Saturday’s rallies are expected to be a major test of the opposition’s ability to mobilise despite the increasing Kremlin pressure on critics and the coronavirus pandemic.

Ahead of the demonstrations, Navalny’s team released an investigation into an opulent Black Sea property allegedly owned by Putin. Since its release it has been viewed more than 65 million times.

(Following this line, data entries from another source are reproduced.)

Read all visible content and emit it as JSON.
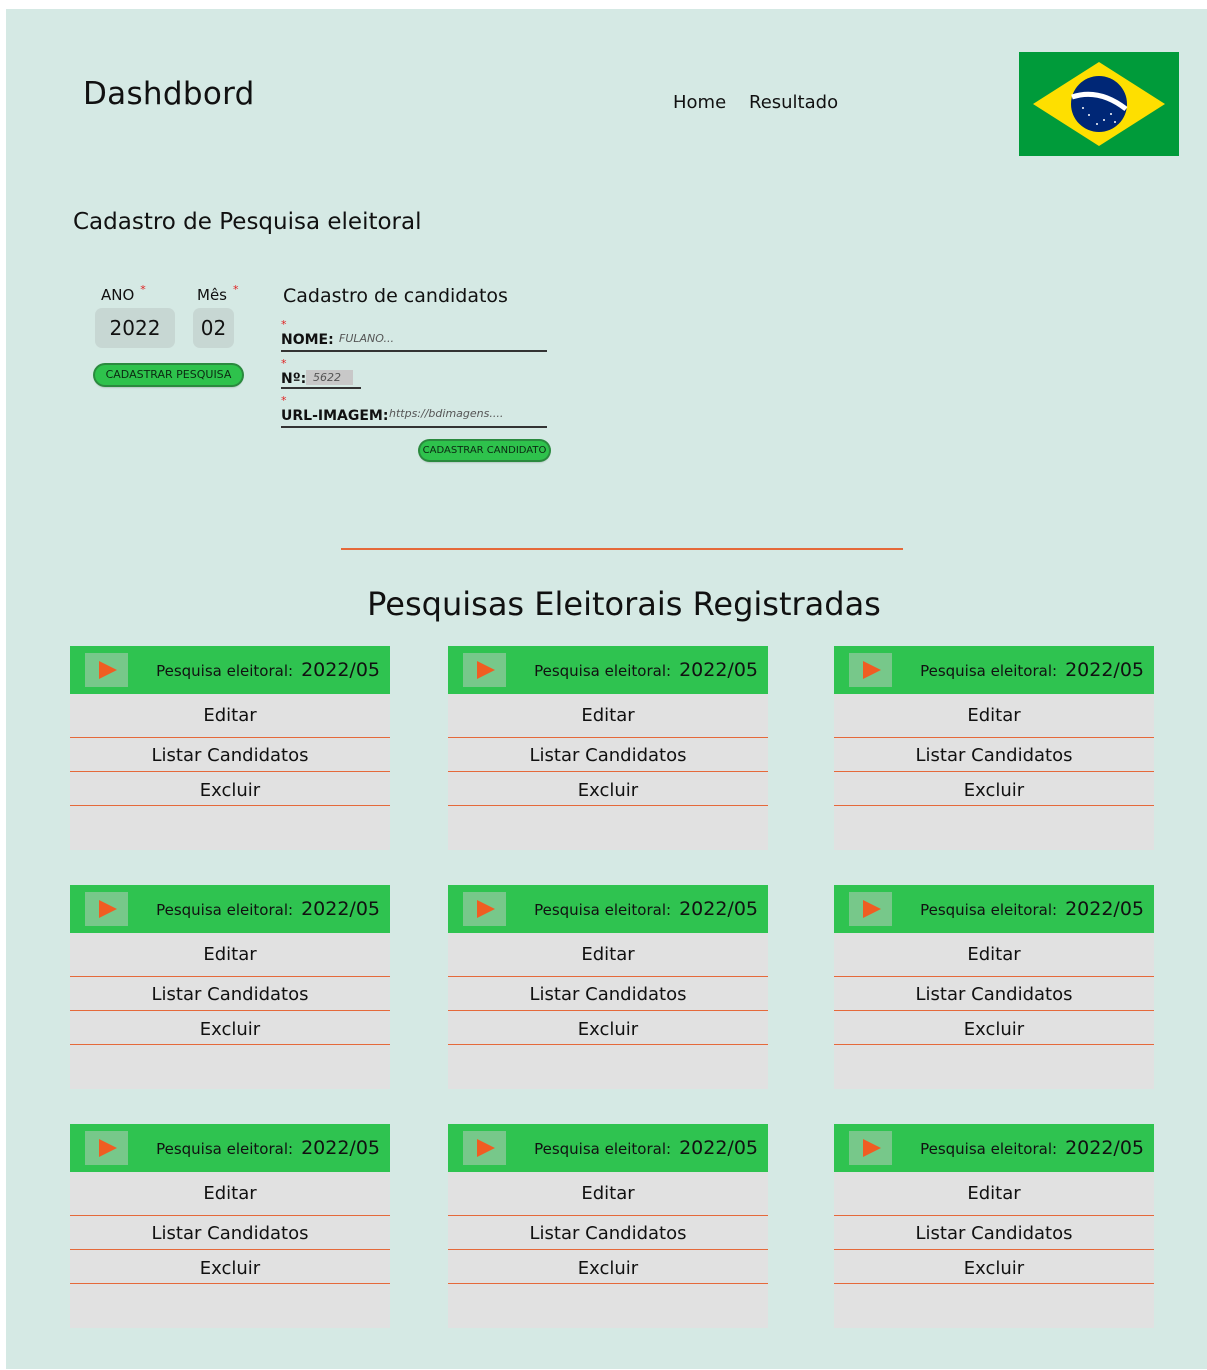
{
  "header": {
    "title": "Dashdbord",
    "nav": [
      "Home",
      "Resultado"
    ]
  },
  "form": {
    "title": "Cadastro de Pesquisa eleitoral",
    "ano_label": "ANO",
    "ano_value": "2022",
    "mes_label": "Mês",
    "mes_value": "02",
    "required_mark": "*",
    "submit_label": "CADASTRAR PESQUISA"
  },
  "candidate_form": {
    "title": "Cadastro de candidatos",
    "nome_label": "NOME:",
    "nome_placeholder": "FULANO...",
    "numero_label": "Nº:",
    "numero_value": "5622",
    "url_label": "URL-IMAGEM:",
    "url_placeholder": "https://bdimagens....",
    "submit_label": "CADASTRAR CANDIDATO"
  },
  "list": {
    "title": "Pesquisas Eleitorais Registradas",
    "cards": [
      {
        "label": "Pesquisa eleitoral:",
        "value": "2022/05",
        "actions": [
          "Editar",
          "Listar Candidatos",
          "Excluir"
        ]
      },
      {
        "label": "Pesquisa eleitoral:",
        "value": "2022/05",
        "actions": [
          "Editar",
          "Listar Candidatos",
          "Excluir"
        ]
      },
      {
        "label": "Pesquisa eleitoral:",
        "value": "2022/05",
        "actions": [
          "Editar",
          "Listar Candidatos",
          "Excluir"
        ]
      },
      {
        "label": "Pesquisa eleitoral:",
        "value": "2022/05",
        "actions": [
          "Editar",
          "Listar Candidatos",
          "Excluir"
        ]
      },
      {
        "label": "Pesquisa eleitoral:",
        "value": "2022/05",
        "actions": [
          "Editar",
          "Listar Candidatos",
          "Excluir"
        ]
      },
      {
        "label": "Pesquisa eleitoral:",
        "value": "2022/05",
        "actions": [
          "Editar",
          "Listar Candidatos",
          "Excluir"
        ]
      },
      {
        "label": "Pesquisa eleitoral:",
        "value": "2022/05",
        "actions": [
          "Editar",
          "Listar Candidatos",
          "Excluir"
        ]
      },
      {
        "label": "Pesquisa eleitoral:",
        "value": "2022/05",
        "actions": [
          "Editar",
          "Listar Candidatos",
          "Excluir"
        ]
      },
      {
        "label": "Pesquisa eleitoral:",
        "value": "2022/05",
        "actions": [
          "Editar",
          "Listar Candidatos",
          "Excluir"
        ]
      }
    ]
  },
  "colors": {
    "background": "#d5e9e4",
    "accent_green": "#2fc350",
    "divider_orange": "#e5693a",
    "play_orange": "#f05d22"
  },
  "icons": {
    "flag": "brazil-flag-icon",
    "play": "play-icon"
  }
}
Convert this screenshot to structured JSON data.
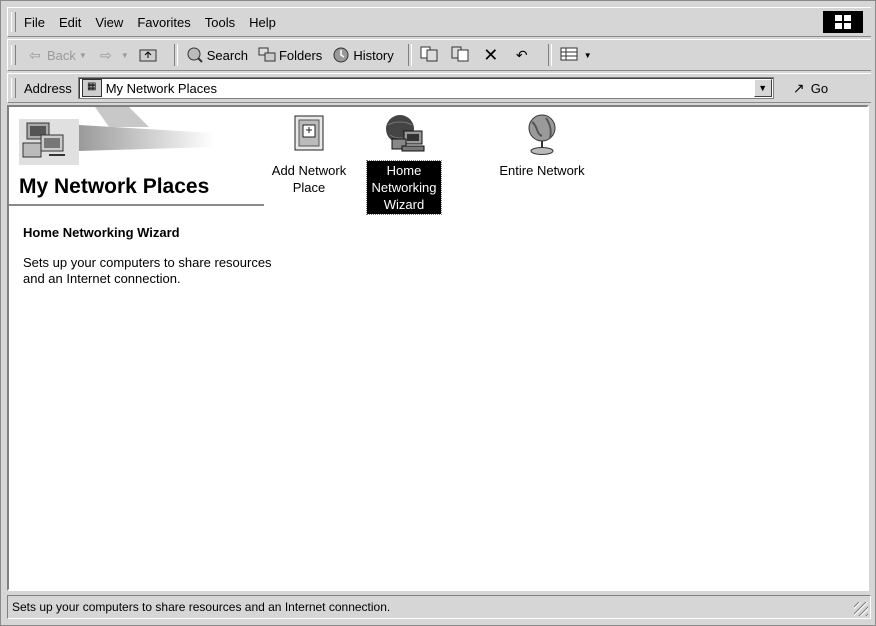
{
  "menu": {
    "items": [
      {
        "label": "File"
      },
      {
        "label": "Edit"
      },
      {
        "label": "View"
      },
      {
        "label": "Favorites"
      },
      {
        "label": "Tools"
      },
      {
        "label": "Help"
      }
    ]
  },
  "toolbar": {
    "back_label": "Back",
    "search_label": "Search",
    "folders_label": "Folders",
    "history_label": "History"
  },
  "address": {
    "label": "Address",
    "value": "My Network Places",
    "go_label": "Go"
  },
  "panel": {
    "title": "My Network Places",
    "selected_heading": "Home Networking Wizard",
    "selected_description": "Sets up your computers to share resources and an Internet connection."
  },
  "items": [
    {
      "label": "Add Network Place",
      "icon": "add-network-place-icon",
      "selected": false
    },
    {
      "label": "Home Networking Wizard",
      "icon": "home-networking-wizard-icon",
      "selected": true
    },
    {
      "label": "Entire Network",
      "icon": "globe-icon",
      "selected": false
    }
  ],
  "status": {
    "text": "Sets up your computers to share resources and an Internet connection."
  }
}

In the Pacific port of Vladivostok, demonstrators gathered in the city centre, chanting “Putin is a thief” and “Freedom to Navalny!” Police in full riot gear were seen running after protesters and beating them with batons, showed AFP footage.

Protests also took place in other cities in the Far East and Siberia including Khabarovsk, Novosibirsk and Chita where several thousand took to the streets, Navalny supporters said.

In Yakutsk south of the Arctic Circle, protesters bundled up against the cold rallied in the temperature of minus 50 degrees Celsius.

OVD Info, which monitors detentions at opposition rallies, said police roughly broke up rallies and nearly 200 people were detained in around 20 cities.

In Moscow, which usually mobilises the largest rallies, protesters plan to meet in the central Pushkin Square at 2:00 pm (1100 GMT) and march towards the Kremlin.

Hours ahead of the Moscow protest, workers began re-laying paving slabs at the site of the rally, Navalny team said.

Moscow police vowed a tough crackdown, with police saying unsanctioned public events would be “immediately suppressed”.